Posted 06 May 2013 - 03:25 AM
I strongly disagree
The talk article says "The radiant flux for physical sources falls off at least as fast with angle as cos(?)"
"for physical sources" he is saying that _in real life_ it never happens ...
That is why I created the non-Lambertian geometry above
the surface is not a "physical source" it is constructed deliberately to isolate the cosine / projected area term in the radiance equation
and expose it for what it is - highly confusing!
What happens at 90° is not described in the radiance equation ... it is due to occlusion ... there is no radiance because you can not see the surface
The key to understanding radiance is understanding what happens when the viewing angle _approaches_ 90° ... the radiance approaches infinity
This is due to flux density:
Edited by skytiger, 06 May 2013 - 03:59 AM.
Posted 06 May 2013 - 07:11 AM
Here is another gamedev topic that agrees with me (very messily though ...)
http://www.gamedev.net/topic/533397-questions-about-radiance/
quoting:
That's right. Radiance gives the transmitted radiant power through the given solid angle per unit of projected area. That is why you need to divide by the projected area given by cos(theta)*dA. At a grazing angle the projected area approaches zero, hence the radiant power per unit of projected area approaches infinity.

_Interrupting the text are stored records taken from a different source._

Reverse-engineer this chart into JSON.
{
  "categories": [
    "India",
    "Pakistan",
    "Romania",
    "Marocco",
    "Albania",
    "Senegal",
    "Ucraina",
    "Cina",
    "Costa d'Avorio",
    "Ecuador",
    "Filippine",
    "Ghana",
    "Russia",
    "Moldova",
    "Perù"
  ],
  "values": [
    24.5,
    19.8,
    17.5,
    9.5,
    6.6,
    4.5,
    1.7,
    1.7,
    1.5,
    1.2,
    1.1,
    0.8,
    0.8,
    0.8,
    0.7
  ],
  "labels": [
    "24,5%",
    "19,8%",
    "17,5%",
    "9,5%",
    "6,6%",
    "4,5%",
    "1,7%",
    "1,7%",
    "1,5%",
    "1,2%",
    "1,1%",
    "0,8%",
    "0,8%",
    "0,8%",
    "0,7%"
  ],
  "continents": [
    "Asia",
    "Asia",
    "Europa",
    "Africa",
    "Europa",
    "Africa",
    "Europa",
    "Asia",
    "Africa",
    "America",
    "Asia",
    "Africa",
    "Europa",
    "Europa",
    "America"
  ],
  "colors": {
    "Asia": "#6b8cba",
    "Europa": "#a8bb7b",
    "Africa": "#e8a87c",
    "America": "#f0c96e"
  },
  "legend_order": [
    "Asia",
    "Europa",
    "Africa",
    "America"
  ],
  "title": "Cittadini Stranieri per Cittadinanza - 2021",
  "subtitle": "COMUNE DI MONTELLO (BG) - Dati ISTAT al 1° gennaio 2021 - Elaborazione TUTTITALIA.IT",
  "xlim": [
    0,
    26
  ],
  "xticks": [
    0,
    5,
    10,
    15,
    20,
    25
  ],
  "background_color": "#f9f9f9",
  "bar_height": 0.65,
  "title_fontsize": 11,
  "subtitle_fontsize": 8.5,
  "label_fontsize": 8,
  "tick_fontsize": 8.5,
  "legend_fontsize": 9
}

Posted 06 May 2013 - 10:05 AM
Posted 06 May 2013 - 12:06 PM
I don't think you understand anything I have said
It is an isotropic surface - it radiates intensity equally in all directions
Lambertian surfaces do *not* radiate intensity equally in all directions - they radiate intensity proportional to cosine(viewing_angle)
Radiance depends on viewing angle
As the viewing angle increases the projected area of the emitter decreases and the radiance increases
When you COMBINE Lambertian reflectance's cosine term with radiance's 1/cosine term you get CONSTANT RADIANCE
You seem to believe that both radiance *and* intensity are constant!

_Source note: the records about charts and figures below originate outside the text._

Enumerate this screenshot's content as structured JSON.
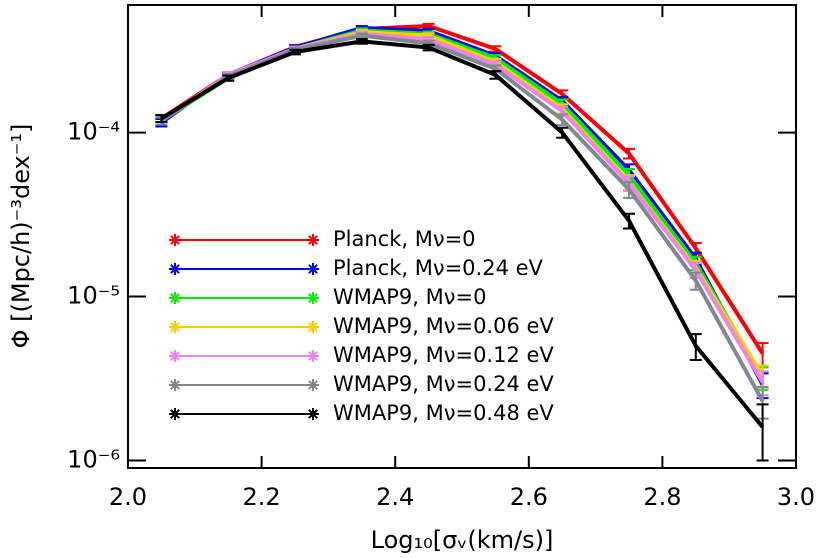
{
  "chart_data": {
    "type": "line",
    "log_y": true,
    "x_label": "Log₁₀[σᵥ(km/s)]",
    "y_label": "Φ [(Mpc/h)⁻³dex⁻¹]",
    "x": [
      2.05,
      2.15,
      2.25,
      2.35,
      2.45,
      2.55,
      2.65,
      2.75,
      2.85,
      2.95
    ],
    "xlim": [
      2.0,
      3.0
    ],
    "xticks": [
      {
        "value": 2.0,
        "label": "2.0"
      },
      {
        "value": 2.2,
        "label": "2.2"
      },
      {
        "value": 2.4,
        "label": "2.4"
      },
      {
        "value": 2.6,
        "label": "2.6"
      },
      {
        "value": 2.8,
        "label": "2.8"
      },
      {
        "value": 3.0,
        "label": "3.0"
      }
    ],
    "ylim": [
      9e-07,
      0.0006
    ],
    "yticks": [
      {
        "value": 1e-06,
        "label": "10⁻⁶"
      },
      {
        "value": 1e-05,
        "label": "10⁻⁵"
      },
      {
        "value": 0.0001,
        "label": "10⁻⁴"
      }
    ],
    "legend": "lower-left",
    "series": [
      {
        "name": "Planck, Mν=0",
        "color": "#ff0000",
        "values": [
          0.000122,
          0.000225,
          0.000333,
          0.000428,
          0.000447,
          0.000324,
          0.000172,
          7.45e-05,
          1.97e-05,
          4.5e-06
        ],
        "errors": [
          6e-06,
          8e-06,
          1e-05,
          1.2e-05,
          1.3e-05,
          1.2e-05,
          9e-06,
          5e-06,
          1.5e-06,
          7e-07
        ]
      },
      {
        "name": "Planck, Mν=0.24 eV",
        "color": "#0000ff",
        "values": [
          0.000115,
          0.000225,
          0.00033,
          0.000435,
          0.000416,
          0.000294,
          0.000156,
          5.9e-05,
          1.7e-05,
          2.9e-06
        ],
        "errors": [
          6e-06,
          8e-06,
          1e-05,
          1.2e-05,
          1.3e-05,
          1.2e-05,
          9e-06,
          5e-06,
          1.5e-06,
          5e-07
        ]
      },
      {
        "name": "WMAP9, Mν=0",
        "color": "#00ee00",
        "values": [
          0.000118,
          0.000215,
          0.000325,
          0.00042,
          0.0004,
          0.000285,
          0.00015,
          5.5e-05,
          1.6e-05,
          3.2e-06
        ],
        "errors": [
          6e-06,
          8e-06,
          1e-05,
          1.2e-05,
          1.3e-05,
          1.2e-05,
          9e-06,
          5e-06,
          1.5e-06,
          5e-07
        ]
      },
      {
        "name": "WMAP9, Mν=0.06 eV",
        "color": "#ffcc00",
        "values": [
          0.000118,
          0.00022,
          0.000325,
          0.00041,
          0.00039,
          0.00027,
          0.00014,
          5e-05,
          1.5e-05,
          3.3e-06
        ],
        "errors": [
          6e-06,
          8e-06,
          1e-05,
          1.2e-05,
          1.3e-05,
          1.2e-05,
          9e-06,
          5e-06,
          1.5e-06,
          5e-07
        ]
      },
      {
        "name": "WMAP9, Mν=0.12 eV",
        "color": "#ee82ee",
        "values": [
          0.000118,
          0.000225,
          0.000325,
          0.0004,
          0.00037,
          0.00026,
          0.000135,
          4.9e-05,
          1.45e-05,
          3e-06
        ],
        "errors": [
          6e-06,
          8e-06,
          1e-05,
          1.2e-05,
          1.3e-05,
          1.2e-05,
          9e-06,
          5e-06,
          1.5e-06,
          5e-07
        ]
      },
      {
        "name": "WMAP9, Mν=0.24 eV",
        "color": "#808890",
        "values": [
          0.000118,
          0.00022,
          0.00032,
          0.00039,
          0.00035,
          0.000245,
          0.00012,
          4.5e-05,
          1.25e-05,
          2.3e-06
        ],
        "errors": [
          6e-06,
          8e-06,
          1e-05,
          1.2e-05,
          1.3e-05,
          1.2e-05,
          9e-06,
          5e-06,
          1.5e-06,
          5e-07
        ]
      },
      {
        "name": "WMAP9, Mν=0.48 eV",
        "color": "#000000",
        "values": [
          0.000122,
          0.000215,
          0.00031,
          0.00036,
          0.00033,
          0.000225,
          0.0001,
          2.9e-05,
          5e-06,
          1.6e-06
        ],
        "errors": [
          6e-06,
          8e-06,
          1e-05,
          1.2e-05,
          1.3e-05,
          1.2e-05,
          7e-06,
          3e-06,
          9e-07,
          6e-07
        ]
      }
    ]
  }
}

your point that "radiance is independent of surface orientation" is simply completely wrong
radiance can ONLY be measured with respect to surface orientation!
Edited by skytiger, 06 May 2013 - 01:26 PM.
Posted 06 May 2013 - 12:08 PM
To reach agreement on this point we need to agree:
(1) that incident power is the same for both detectors
(2) that solid angle subtended by the detector is the same for both detectors
(3) that the area of the emitter does not change
(4) that the projected area of the emitter is smaller for the angled detector (by factor of 0.707)
(5) that radiance = flux / solid_angle / projected_area MUST be greater for the angled detector (by factor of 1.0 / 0.707 = 1.414)
Follow the worked example:
radiance = flux / solid_angle / projected_area
Given flux of 1.0 and solid_angle of 1.0:
For my isotropic surface:
non-angled
radiance = flux / solid_angle / 1.0 = 1.0
angled
radiance = flux / solid_angle / 0.707 = 1.414 // radiance varies
*If* it was Lambertian: (the flux would be reduced due to cosine term)
non-angled
radiance = flux / solid_angle / 1.0 = 1.0
angled
radiance = flux * 0.707 / solid_angle / 0.707 = 1.0 // radiance is constant
Posted 06 May 2013 - 12:49 PM
I think I understood some of it, but some things elude me. And I'm probably not alone.I don't think you understand anything I have said
One last remark, again, mostly for the grinning and/or confused bystanders:your point that "radiance is independent of surface orientation" is simply completely wrong
radiance can ONLY be measured with respect to surface orientation!